Beggars' death probe yet to reach CID

December 28, 2010 02:38 pm | Updated 02:38 pm IST - Bangalore:

Inmates of Nirashithara Parihara Kendra (Beggars' Home) on Magadi Road, being taken to Isolation Hospital on Old Madras road for treatment, in Bangalore on August 19, 2010. Photo : K Murali Kumar

Inmates of Nirashithara Parihara Kendra (Beggars' Home) on Magadi Road, being taken to Isolation Hospital on Old Madras road for treatment, in Bangalore on August 19, 2010. Photo : K Murali Kumar

The death of 286 inmates of the Beggars' Rehabilitation Centre over a period of eight months under mysterious circumstances, which came to light in August this year, may have shook the conscience of the city and compelled the Social Welfare Department to improve the physical conditions at the home.

But what is happening with the criminal investigation into the case is an altogether different story.

Though Social Welfare Minister A. Narayanaswamy had announced in October that the case will be handed over to Criminal Investigation Department (CID), the case is yet to reach them.

Director-General of Police (CID), D.V. Guruprasad, told The Hindu on Monday the case has not been handed over to them.

File with CM

According to sources, the file is still lying with the Chief Minister's office. Political uncertainty since then seems to have pushed this important issue into insignificance.

Surprisingly, Mr. Narayanaswamy seemed unaware of this when contacted by The Hindu . He said the inquiry had been handed over but when told it was pending clearance, he said: “The decision was taken in the presence of all high authorities, including the Chief Minister. I will trace the file right away.”

Gross violations

The announcement of the CID inquiry was made following the report by S. Selvakumar, Project Administrator of Karnataka Health System Development and Reforms Project, in October. It revealed gross violations ranging from financial irregularities, inefficient administration, medical negligence and inhuman attitude of the staff.

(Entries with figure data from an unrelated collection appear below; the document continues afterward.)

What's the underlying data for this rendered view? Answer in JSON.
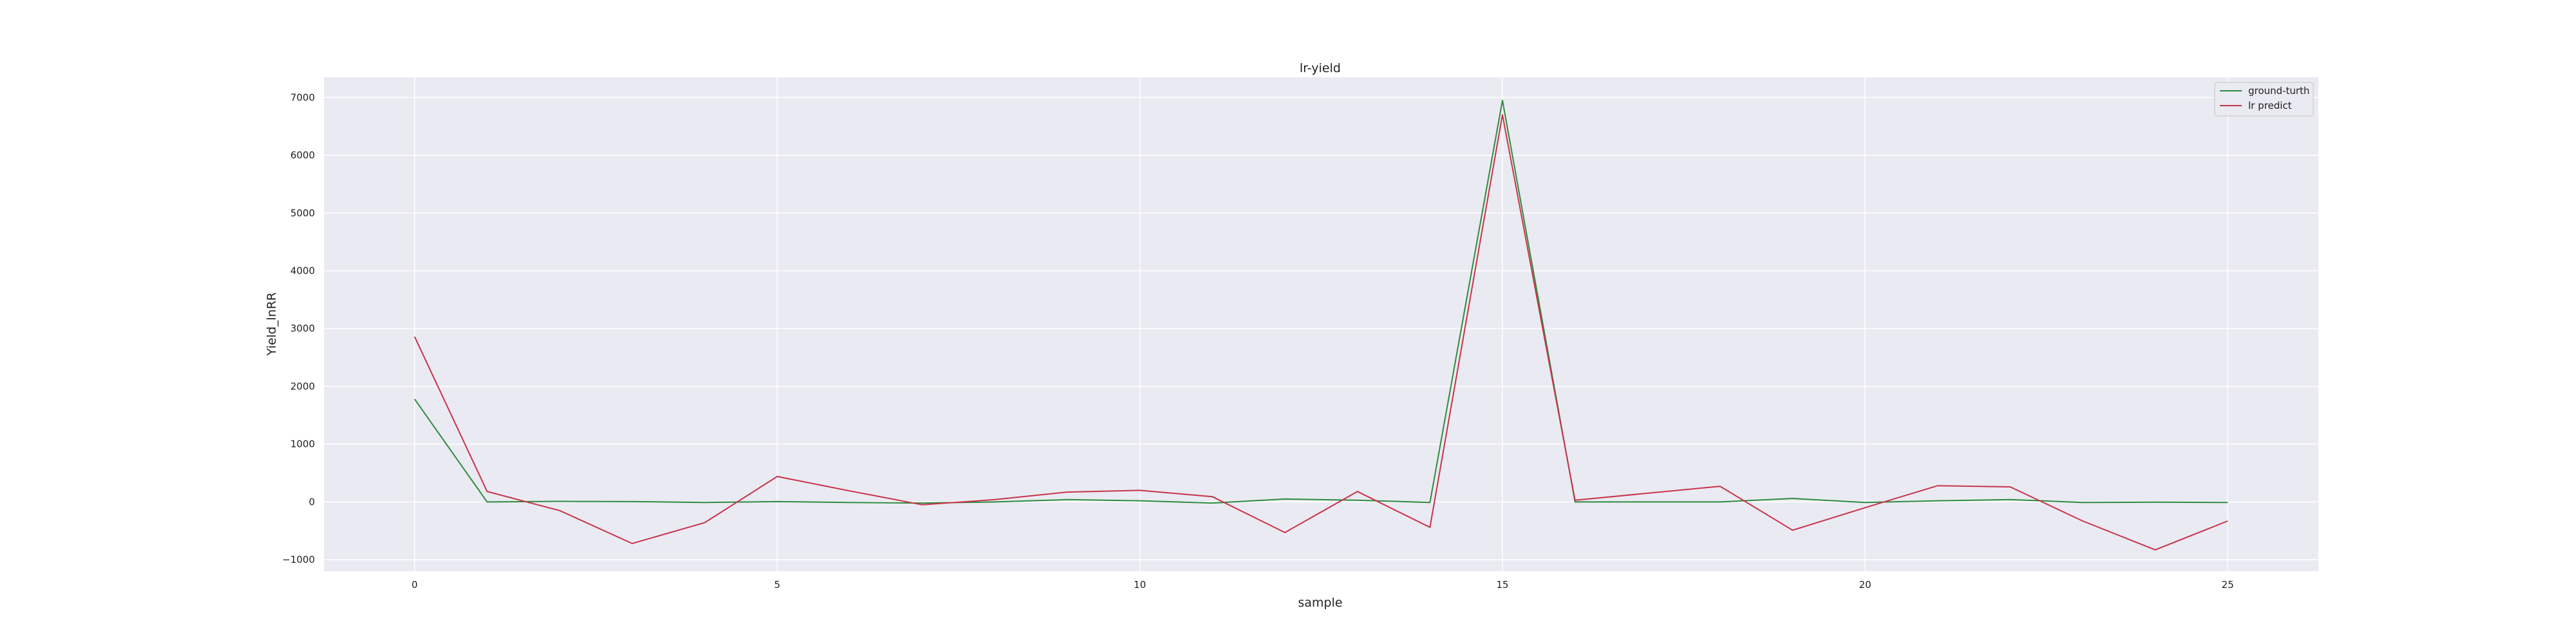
{
  "chart_data": {
    "type": "line",
    "title": "lr-yield",
    "xlabel": "sample",
    "ylabel": "Yield_lnRR",
    "xlim": [
      -1.25,
      26.25
    ],
    "ylim": [
      -1200,
      7350
    ],
    "xticks": [
      0,
      5,
      10,
      15,
      20,
      25
    ],
    "yticks": [
      -1000,
      0,
      1000,
      2000,
      3000,
      4000,
      5000,
      6000,
      7000
    ],
    "grid": true,
    "legend_position": "top-right",
    "x": [
      0,
      1,
      2,
      3,
      4,
      5,
      6,
      7,
      8,
      9,
      10,
      11,
      12,
      13,
      14,
      15,
      16,
      17,
      18,
      19,
      20,
      21,
      22,
      23,
      24,
      25
    ],
    "series": [
      {
        "name": "ground-turth",
        "color": "#2e8b3e",
        "values": [
          1780,
          0,
          10,
          5,
          -10,
          5,
          -10,
          -20,
          0,
          40,
          20,
          -20,
          50,
          30,
          -10,
          6950,
          0,
          0,
          0,
          60,
          -10,
          20,
          40,
          -10,
          -5,
          -10
        ]
      },
      {
        "name": "lr predict",
        "color": "#c8344a",
        "values": [
          2860,
          180,
          -150,
          -720,
          -360,
          440,
          190,
          -50,
          40,
          170,
          200,
          90,
          -530,
          180,
          -440,
          6700,
          30,
          150,
          270,
          -490,
          -100,
          280,
          260,
          -330,
          -830,
          -330
        ]
      }
    ]
  }
}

This further corroborated what was revealed in newspaper reports in August: the heartless conditions in which the inmates lived, woeful lack of medical help with no more than one doctor available during day, and the flagrant manner in which all mandatory legal procedures and rules were thrown to the wind every step of the way.

No trace of bodies

The most shocking part of Mr. Selvakumar's report was this: Not only did several deaths occur under unexplained circumstances, but several bodies simply disappeared. In this context, Mr. Selvakumar's report points to the suspicion that, as part of a large racket, vital organs could have been extracted and sold illegally.

Mr. Selvakumar, who is also the Mission Director of National Rural Health Mission (NRHM), has recommended a detailed investigation into reports of illegal extraction and sale of organs from the dead beggars' bodies.

The aftermath

Many heads rolled following the deaths, including that of the then Social Welfare Minister D. Sudhakar. Four officials directly involved with the maintenance of the home were suspended and the entire staff changed.

Cooking food at the centre was stopped and outsourced to ISKCON. More doctors were deputed to take care of the inmates. The number of inmates at the home today stands at 300, as against 1,000 in August.